Jonathan Curtis (JQI and CMTC)
February 9, 2018
*Snacks and drinks at 4 pm, talk at 4:10 pm*
When the quantum behavior of matter is accounted for, black-holes become thermal black-bodies rather than the perfect absorbers they are classically envisioned to be. This emission of thermal radiation eventually causes the black-hole to evaporate away .
An analogous process happens in fluids which flow faster than the local speed of sound. For classical fluids, transport processes can only flow downstream once the sonic event-horizon is passed. In quantum fluids (e.g. a BEC) a supersonic flow is generally accompanied by the thermal emission of phonons, a process analogous to Hawking radiation. This analogy can be made more rigorous, where it is shown that for a slowly varying condensate a flux of thermally populated phonons appears once the speed of sound is crossed .
We study the extreme limit of this system where the fluid is made to drastically jump from a subsonic flow to a supersonic flow.
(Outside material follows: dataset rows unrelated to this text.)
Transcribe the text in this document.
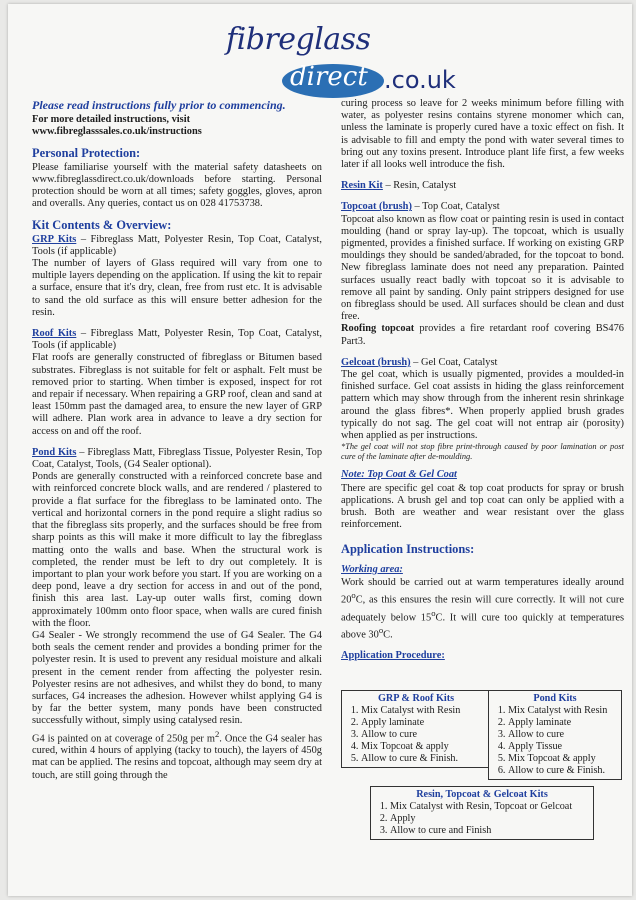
fibreglass
direct .co.uk
Please read instructions fully prior to commencing.
For more detailed instructions, visit
www.fibreglasssales.co.uk/instructions
Personal Protection:

Please familiarise yourself with the material safety datasheets on www.fibreglassdirect.co.uk/downloads before starting. Personal protection should be worn at all times; safety goggles, gloves, apron and overalls. Any queries, contact us on 028 41753738.

Kit Contents & Overview:

GRP Kits – Fibreglass Matt, Polyester Resin, Top Coat, Catalyst, Tools (if applicable)

The number of layers of Glass required will vary from one to multiple layers depending on the application. If using the kit to repair a surface, ensure that it's dry, clean, free from rust etc. It is advisable to sand the old surface as this will ensure better adhesion for the resin.

Roof Kits – Fibreglass Matt, Polyester Resin, Top Coat, Catalyst, Tools (if applicable)

Flat roofs are generally constructed of fibreglass or Bitumen based substrates. Fibreglass is not suitable for felt or asphalt. Felt must be removed prior to starting. When timber is exposed, inspect for rot and repair if necessary. When repairing a GRP roof, clean and sand at least 150mm past the damaged area, to ensure the new layer of GRP will adhere. Plan work area in advance to leave a dry section for access on and off the roof.

Pond Kits – Fibreglass Matt, Fibreglass Tissue, Polyester Resin, Top Coat, Catalyst, Tools, (G4 Sealer optional).

Ponds are generally constructed with a reinforced concrete base and with reinforced concrete block walls, and are rendered / plastered to provide a flat surface for the fibreglass to be laminated onto. The vertical and horizontal corners in the pond require a slight radius so that the fibreglass sits properly, and the surfaces should be free from sharp points as this will make it more difficult to lay the fibreglass matting onto the walls and base. When the structural work is completed, the render must be left to dry out completely. It is important to plan your work before you start. If you are working on a deep pond, leave a dry section for access in and out of the pond, finish this area last. Lay-up outer walls first, coming down approximately 100mm onto floor space, when walls are cured finish with the floor.

G4 Sealer - We strongly recommend the use of G4 Sealer. The G4 both seals the cement render and provides a bonding primer for the polyester resin. It is used to prevent any residual moisture and alkali present in the cement render from affecting the polyester resin. Polyester resins are not adhesives, and whilst they do bond, to many surfaces, G4 increases the adhesion. However whilst applying G4 is by far the better system, many ponds have been constructed successfully without, simply using catalysed resin.

G4 is painted on at coverage of 250g per $m^2$. Once the G4 sealer has cured, within 4 hours of applying (tacky to touch), the layers of 450g mat can be applied. The resins and topcoat, although may seem dry at touch, are still going through the

curing process so leave for 2 weeks minimum before filling with water, as polyester resins contains styrene monomer which can, unless the laminate is properly cured have a toxic effect on fish. It is advisable to fill and empty the pond with water several times to bring out any toxins present. Introduce plant life first, a few weeks later if all looks well introduce the fish.

Resin Kit – Resin, Catalyst

Topcoat (brush) – Top Coat, Catalyst

Topcoat also known as flow coat or painting resin is used in contact moulding (hand or spray lay-up). The topcoat, which is usually pigmented, provides a finished surface. If working on existing GRP mouldings they should be sanded/abraded, for the topcoat to bond. New fibreglass laminate does not need any preparation. Painted surfaces usually react badly with topcoat so it is advisable to remove all paint by sanding. Only paint strippers designed for use on fibreglass should be used. All surfaces should be clean and dust free.

Roofing topcoat provides a fire retardant roof covering BS476 Part3.

Gelcoat (brush) – Gel Coat, Catalyst

The gel coat, which is usually pigmented, provides a moulded-in finished surface. Gel coat assists in hiding the glass reinforcement pattern which may show through from the inherent resin shrinkage around the glass fibres*. When properly applied brush grades typically do not sag. The gel coat will not entrap air (porosity) when applied as per instructions.

*The gel coat will not stop fibre print-through caused by poor lamination or post cure of the laminate after de-moulding.

Note: Top Coat & Gel Coat

There are specific gel coat & top coat products for spray or brush applications. A brush gel and top coat can only be applied with a brush. Both are weather and wear resistant over the glass reinforcement.

Application Instructions:
Working area:

Work should be carried out at warm temperatures ideally around 20$^o$C, as this ensures the resin will cure correctly. It will not cure adequately below 15$^o$C. It will cure too quickly at temperatures above 30$^o$C.

Application Procedure:
GRP & Roof Kits
1. Mix Catalyst with Resin
2. Apply laminate
3. Allow to cure
4. Mix Topcoat & apply
5. Allow to cure & Finish.
Pond Kits
1. Mix Catalyst with Resin
2. Apply laminate
3. Allow to cure
4. Apply Tissue
5. Mix Topcoat & apply
6. Allow to cure & Finish.
Resin, Topcoat & Gelcoat Kits
1. Mix Catalyst with Resin, Topcoat or Gelcoat
2. Apply
3. Allow to cure and Finish
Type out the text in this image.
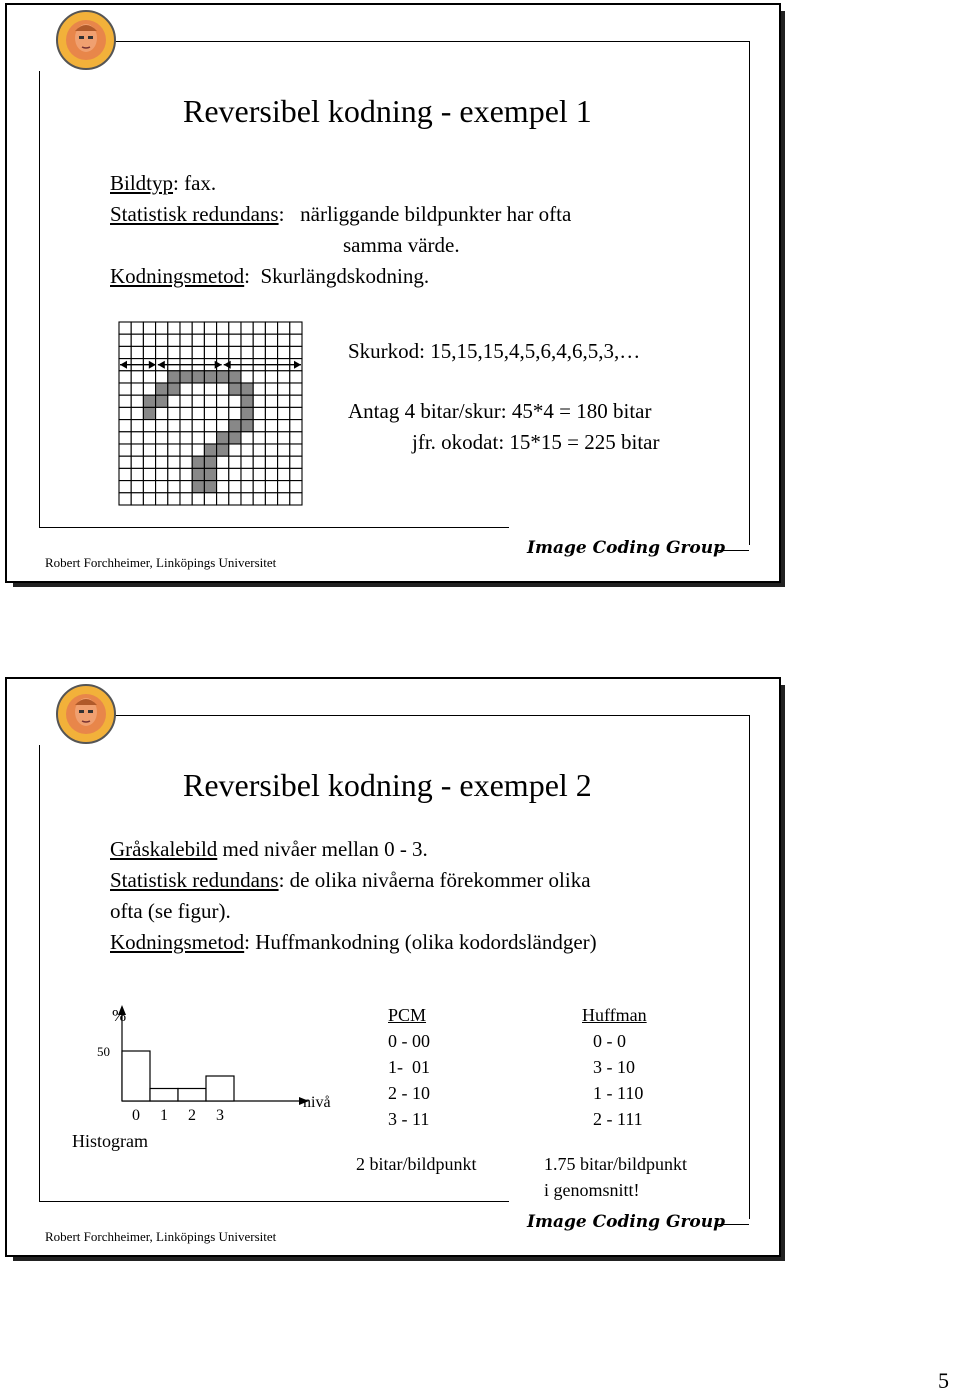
Reversibel kodning - exempel 1
Bildtyp: fax.
Statistisk redundans:   närliggande bildpunkter har ofta
samma värde.
Kodningsmetod:  Skurlängdskodning.
Skurkod: 15,15,15,4,5,6,4,6,5,3,…
Antag 4 bitar/skur: 45*4 = 180 bitar
jfr. okodat: 15*15 = 225 bitar
Robert Forchheimer, Linköpings Universitet
Image Coding Group
Reversibel kodning - exempel 2
Gråskalebild med nivåer mellan 0 - 3.
Statistisk redundans: de olika nivåerna förekommer olika
ofta (se figur).
Kodningsmetod: Huffmankodning (olika kodordsländger)
0 1 2 3
%
50
nivå
Histogram
PCM
0 - 00
1-  01
2 - 10
3 - 11
Huffman
0 - 0
3 - 10
1 - 110
2 - 111
2 bitar/bildpunkt	1.75 bitar/bildpunkt
i genomsnitt!
Robert Forchheimer, Linköpings Universitet
Image Coding Group
5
This “step-like” problem can be formulated in terms of a one-dimensional wave-equation which describes the rate at which Hawking particles are emitted. We find that, in contrast to the far-field behavior which looks universally thermal, the near-horizon field has significant departures from the thermal description. This departure can be understood as arising from quantum interference between outgoing phonons and trapped phonons partially tunneling out of the black-hole. We briefly discuss how this process fits into the existing understanding of the “black-hole information paradox.”
J.B. Curtis, G. Refael, V. Galitski, “Evanescent Horizon Modes Partnered to Acoustic Hawking Emission,” (2018) arXiv:1801.01607
 S.W. Hawking, “Black hole explosions?” Nature 248 30 (1974)
 W.G. Unruh, “Experimental Black-Hole Evaporation?” Phys. Rev. Lett. 46 21 (1981)